Unidades de Selección y Admisión, y de Análisis y Estudios de la Progresión Académica de la casa de estudios compartieron sus reflexiones respecto de las implicancias de la nueva Prueba de Acceso a la Educación Superior.

Entre el 28 y 30 de noviembre de 2022 se aplicará por primera vez la Prueba de Acceso a la Educación Superior (PAES), que reemplaza a la Prueba de Transición, para el Proceso de Admisión 2023 a las universidades del Consejo de Rectores y privadas adscritas.

La PAES tendrá como objetivo evaluar competencias, considerando los conocimientos de los estudiantes, pero también habilidades. Según el Ministerio de Educación, las preguntas serán más cercanas a la experiencia de los alumnos.

El nuevo instrumento considerará 2 pruebas obligatorias, una de Competencia Lectora y otra de Competencia Matemática M1, que incluirá contenidos hasta segundo medio, además de pruebas electivas de Ciencias; Historia y Ciencias Sociales; así como de Competencia Matemática M2.

Se definió también una nueva escala de resultados que irá desde los 100 (mínimo referencial) a los 1.000 (máximo referencial) puntos. Esta escala sigue las recomendaciones de expertos, que han apuntado a agrandar el rango de puntajes para obtener una mayor precisión de los resultados, y se aplicará a todos los instrumentos de acceso: pruebas, NEM y Ranking de Notas.

“Esta transformación de escala, si bien como proyección suena interesante, tiene que resolver de manera inicial un problema a quienes rindieron la PTU el año 2021, porque quienes rindieron ese año la PTU pueden utilizar esos puntajes para ingresar a la universidad, pero bajo este régimen PAES. Entonces, lo que se genera es una tabla de conversión de puntajes PTU a puntaje PAES”, sostuvo el coordinador de la Unidad de Análisis y Estudios de la Progresión Académica (ANEPA) dependiente de la Vicerrectoría Académica de la UPLA, Dr. José Alejandro González.

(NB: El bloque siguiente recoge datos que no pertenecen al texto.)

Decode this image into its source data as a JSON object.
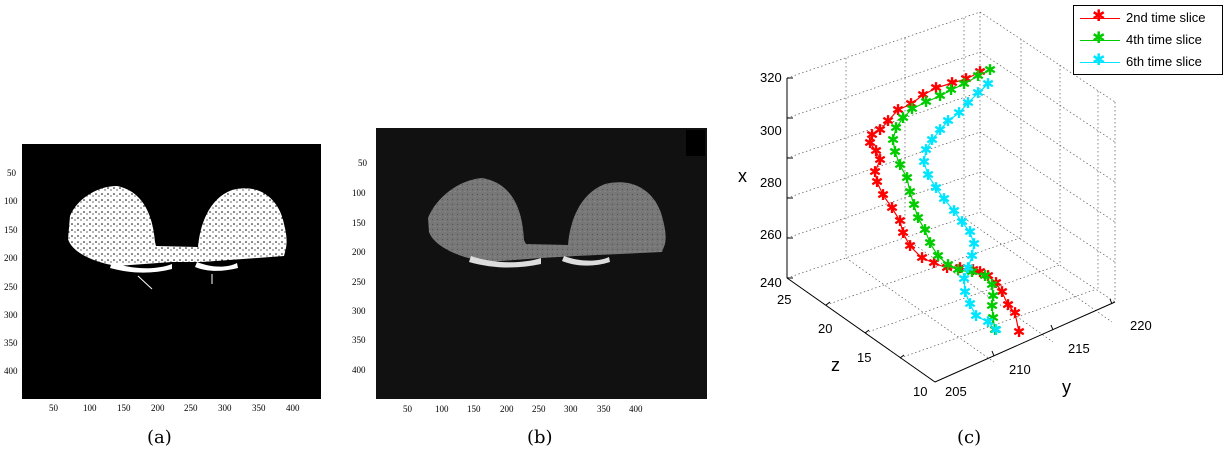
{
  "panels": {
    "a": {
      "caption": "(a)",
      "y_ticks": [
        "50",
        "100",
        "150",
        "200",
        "250",
        "300",
        "350",
        "400"
      ],
      "x_ticks": [
        "50",
        "100",
        "150",
        "200",
        "250",
        "300",
        "350",
        "400"
      ]
    },
    "b": {
      "caption": "(b)",
      "y_ticks": [
        "50",
        "100",
        "150",
        "200",
        "250",
        "300",
        "350",
        "400"
      ],
      "x_ticks": [
        "50",
        "100",
        "150",
        "200",
        "250",
        "300",
        "350",
        "400"
      ]
    },
    "c": {
      "caption": "(c)"
    }
  },
  "chart_data": {
    "type": "line",
    "xlabel": "y",
    "ylabel": "z",
    "zlabel": "x",
    "x_ticks": [
      "205",
      "210",
      "215",
      "220"
    ],
    "y_ticks": [
      "10",
      "15",
      "20",
      "25"
    ],
    "z_ticks": [
      "240",
      "260",
      "280",
      "300",
      "320"
    ],
    "xlim": [
      205,
      222
    ],
    "ylim": [
      10,
      25
    ],
    "zlim": [
      240,
      325
    ],
    "grid": true,
    "legend_position": "top-right",
    "series": [
      {
        "name": "2nd time slice",
        "color": "#ff0000",
        "marker": "*"
      },
      {
        "name": "4th time slice",
        "color": "#00cc00",
        "marker": "*"
      },
      {
        "name": "6th time slice",
        "color": "#00e5ff",
        "marker": "*"
      }
    ]
  }
}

Agregó que, desde la perspectiva métrica, la prueba PAES no aplicará procedimientos estadísticos de normalización, lo que dejará en evidencia la verdadera distribución de los datos y las reales brechas. Esto, porque la normalización involucra un alto nivel de intervención de los datos.

La directora de la Unidad de Selección y Admisión de la UPLA, Dra. Maritza Farlora, explicó que el puntaje que la persona obtenga en esta prueba reflejará efectivamente sus capacidades. “Por primera vez vamos a tener la posibilidad de saber cuáles son los conocimientos efectivos de todos quienes den la PAES y esto significa y presumimos que, siguiendo la lógica de lo que ha ocurrido tradicionalmente en este país, los colegios privados tendrán mejores puntajes que los que provienen de establecimientos educacionales con mayor vulnerabilidad, lo que es una complejidad y un desafío importante, toda vez que se plantea -el instrumento- después de una pandemia”.

Igualmente, indicaron que la Prueba Común de Matemática al incorporar solo contenidos hasta segundo medio, se espera con ello obtener altos puntajes, sugiriéndose la consideración y ponderación de la Prueba Específica de Matemática para evitar paridades en los puntajes. Los cambios que trae la PAES han implicado que las universidades inicien procesos internos de optimización de las ponderaciones. La UPLA realiza análisis de datos de los últimos cinco años de ingresos a esta casa de estudios, para tomar decisiones fundadas de acuerdo a la historia de dichos datos, de manera de no colocar barreras al acceso de los postulantes a la universidad, pese a los cambios de la prueba.